I have a temporary fix in place with a meta rule:

metaMISSING_BAYES_99BAYES_999 && !BAYES_99
describeMISSING_BAYES_99BAYES_99 should always hit with 
BAYES_999 but sometimes it doesn't.

score   MISSING_BAYES_994.2

--
David Jones


Re: Question about BAYES_999

2018-01-04 Thread Matus UHLAR - fantomas

On 2 Jan 2018, at 07:17, David Jones djo...@ena.com> wrote:

I haven't redefined these rules from what I can tell by searching my
local rules.  I would think that if I had done this, then there would be
consistent non-hits of BAYES_99 with BAYES_999 all of the time.  This is
only happening a small percentage of the time.

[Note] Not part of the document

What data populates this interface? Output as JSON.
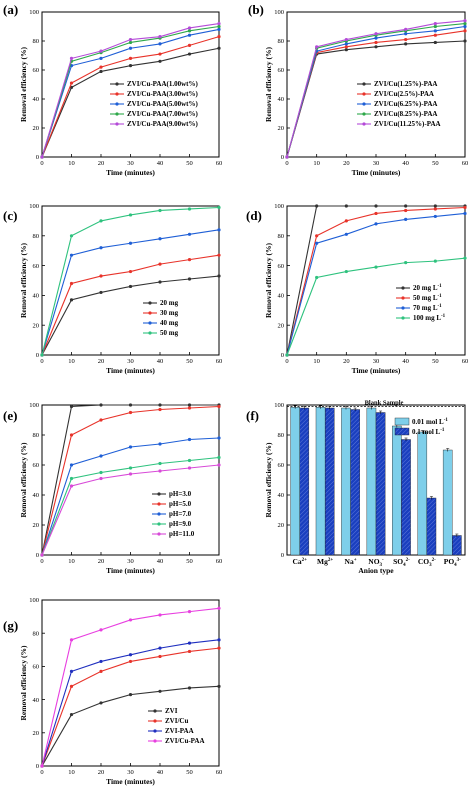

On 02.01.18 15:39, @lbutlr wrote:

Checking my mail I see an incidence rate of this of about 0.5%, which matches 
the rate you posted earlier.


amavis?

--
Matus UHLAR - fantomas, uh...@fantomas.sk ; http://www.fantomas.sk/
Warning: I wish NOT to receive e-mail advertising to this address.
Varovanie: na tuto adresu chcem NEDOSTAVAT akukolvek reklamnu postu.
The early bird may get the worm, but the second mouse gets the cheese.